Source code in src/causalrl/identification/bounds.py
causalrl.identification.bounds.mi_flip_threshold(naive, span_treated, span_control, p_treated)
¶
Channel capacity (nats) below which NO hidden confounder can flip the naive sign.
The decision-pivotality threshold (sharp form)
``MI_flip = 2 naive^2 / (M1^2/p + M0^2/(1-p))``:
if the mutual information between the logged binary action and a hidden variable Z is
below this value, the omitted-Z bias is strictly smaller than |naive| (omitted-
variable bias in TV form + Pinsker with the KL budget split optimally across arms), so the
Z-adjusted contrast has the same sign as the naive one. This constant is SHARP: a
binary-channel family attains the corresponding bias bound with ratio -> 1 in the small-MI
limit (THEORY_pivotality.md, tightness section); the additive form
2(|naive|/(M1/sqrt(p)+M0/sqrt(1-p)))^2 is its (looser) Cauchy-Schwarz relaxation.

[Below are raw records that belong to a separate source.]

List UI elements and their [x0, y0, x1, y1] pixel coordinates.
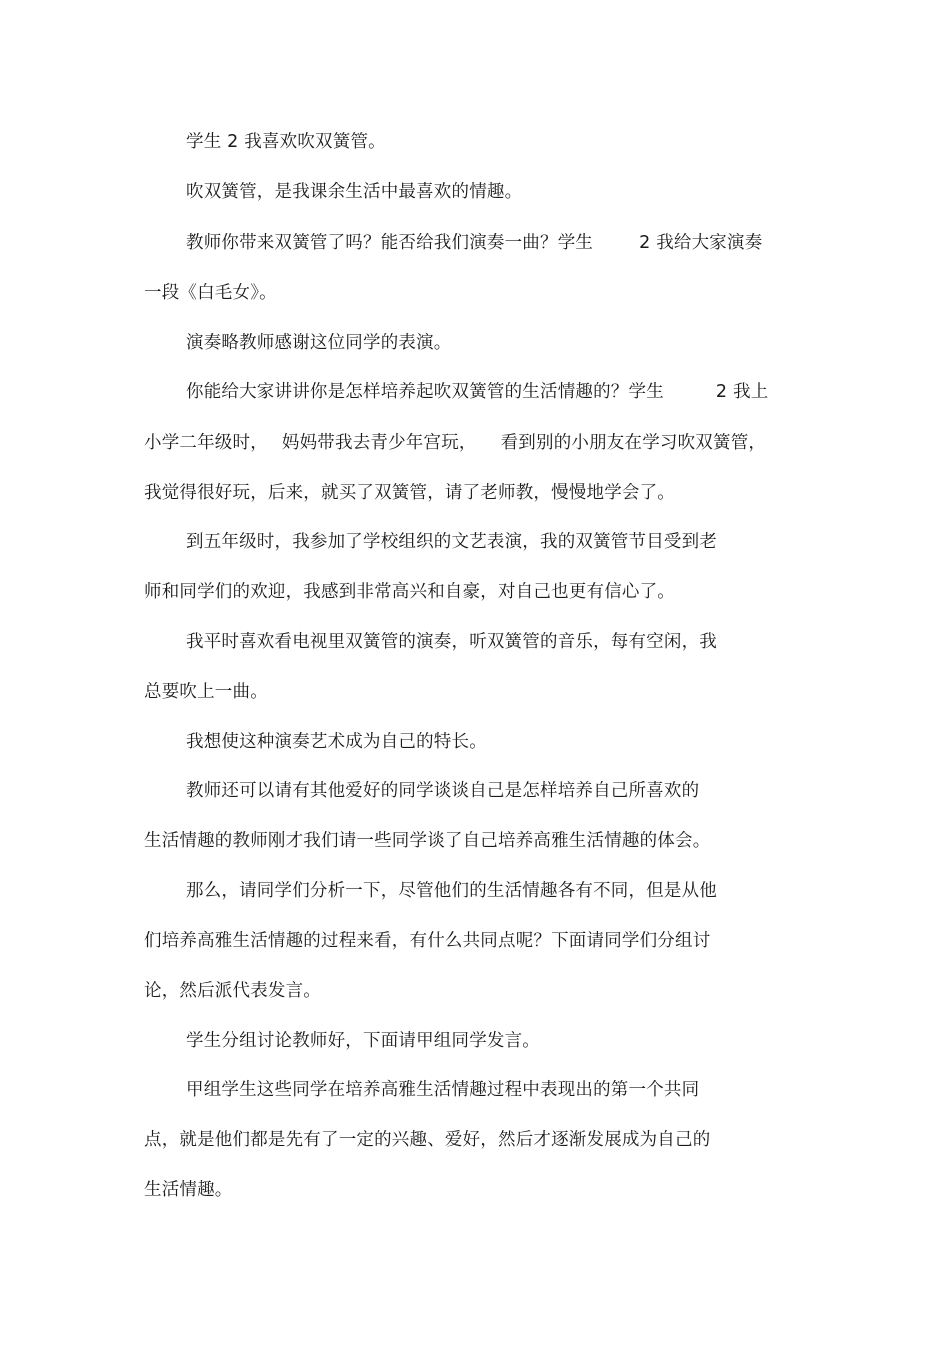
paragraph-line: 到五年级时，我参加了学校组织的文艺表演，我的双簧管节目受到老	[186, 532, 717, 552]
paragraph-line: 一段《白毛女》。	[144, 283, 277, 303]
paragraph-line: 学生 2 我喜欢吹双簧管。	[186, 132, 386, 152]
line-segment: 看到别的小朋友在学习吹双簧管，	[500, 433, 767, 453]
paragraph-line: 师和同学们的欢迎，我感到非常高兴和自豪，对自己也更有信心了。	[144, 582, 675, 602]
paragraph-line: 吹双簧管，是我课余生活中最喜欢的情趣。	[186, 182, 523, 202]
paragraph-line: 点，就是他们都是先有了一定的兴趣、爱好，然后才逐渐发展成为自己的	[144, 1130, 711, 1150]
paragraph-line	[144, 431, 766, 455]
line-segment: 2 我给大家演奏	[639, 233, 763, 253]
paragraph-line: 教师还可以请有其他爱好的同学谈谈自己是怎样培养自己所喜欢的	[186, 781, 700, 801]
paragraph-line	[186, 380, 768, 404]
line-segment: 你能给大家讲讲你是怎样培养起吹双簧管的生活情趣的？学生	[186, 382, 664, 402]
paragraph-line: 我想使这种演奏艺术成为自己的特长。	[186, 732, 487, 752]
paragraph-line: 们培养高雅生活情趣的过程来看，有什么共同点呢？下面请同学们分组讨	[144, 931, 711, 951]
line-segment: 教师你带来双簧管了吗？能否给我们演奏一曲？学生	[186, 233, 594, 253]
paragraph-line: 总要吹上一曲。	[144, 682, 268, 702]
paragraph-line: 生活情趣的教师刚才我们请一些同学谈了自己培养高雅生活情趣的体会。	[144, 831, 711, 851]
line-segment: 妈妈带我去青少年宫玩，	[281, 433, 477, 453]
paragraph-line: 生活情趣。	[144, 1180, 233, 1200]
paragraph-line: 学生分组讨论教师好，下面请甲组同学发言。	[186, 1031, 540, 1051]
paragraph-line: 我平时喜欢看电视里双簧管的演奏，听双簧管的音乐，每有空闲，我	[186, 632, 717, 652]
paragraph-line: 论，然后派代表发言。	[144, 981, 321, 1001]
paragraph-line	[186, 231, 762, 255]
paragraph-line: 那么，请同学们分析一下，尽管他们的生活情趣各有不同，但是从他	[186, 881, 717, 901]
line-segment: 2 我上	[715, 382, 769, 402]
paragraph-line: 我觉得很好玩，后来，就买了双簧管，请了老师教，慢慢地学会了。	[144, 483, 675, 503]
paragraph-line: 演奏略教师感谢这位同学的表演。	[186, 333, 452, 353]
paragraph-line: 甲组学生这些同学在培养高雅生活情趣过程中表现出的第一个共同	[186, 1080, 700, 1100]
line-segment: 小学二年级时，	[144, 433, 268, 453]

Combined with the data-processing inequality MI(F;Z) <= MI(I;Z) — the logging actor's
policy reads only its information set I — the information structure of the
environment caps the reachable confounding budget.
span_treated / span_control are the spans of E[Y | F=f, Z=z] over z (the
regression spans M1 / M0); with Z unmeasured, use the outcome span for both
(valid, looser).
Source code in src/causalrl/identification/bounds.py
causalrl.identification.bounds.tipping_gamma(bound, *, reference=0.0, gamma_max=10.0, tol=0.001)
¶
Sensitivity tipping point: the smallest gamma >= 1 at which the partial-ID interval
bound(gamma) first contains reference.
This is the causal-sensitivity reporting companion to the MSM bound kernels: it answers
"how strong would unmeasured confounding have to be (on the MSM/Rosenbaum odds-ratio scale)
to overturn the conclusion that the estimand lies strictly on one side of reference?".
A larger tipping gamma ⇒ a more robust conclusion — the odds-ratio-scale analog of the
E-value (VanderWeele & Ding, Ann. Intern. Med. 2017) and of Rosenbaum's Gamma.
bound maps a sensitivity level gamma to an :class:Interval; it must collapse to a
point at gamma = 1 and widen monotonically with gamma (as every MSM kernel here does —
e.g. lambda g: msm_contribution_bounds(y, e0, on, off, gamma=g)). Returns 1.0 if the
point already sits on reference, and None if the interval never reaches reference
by gamma_max (the conclusion is robust to confounding at least that strong).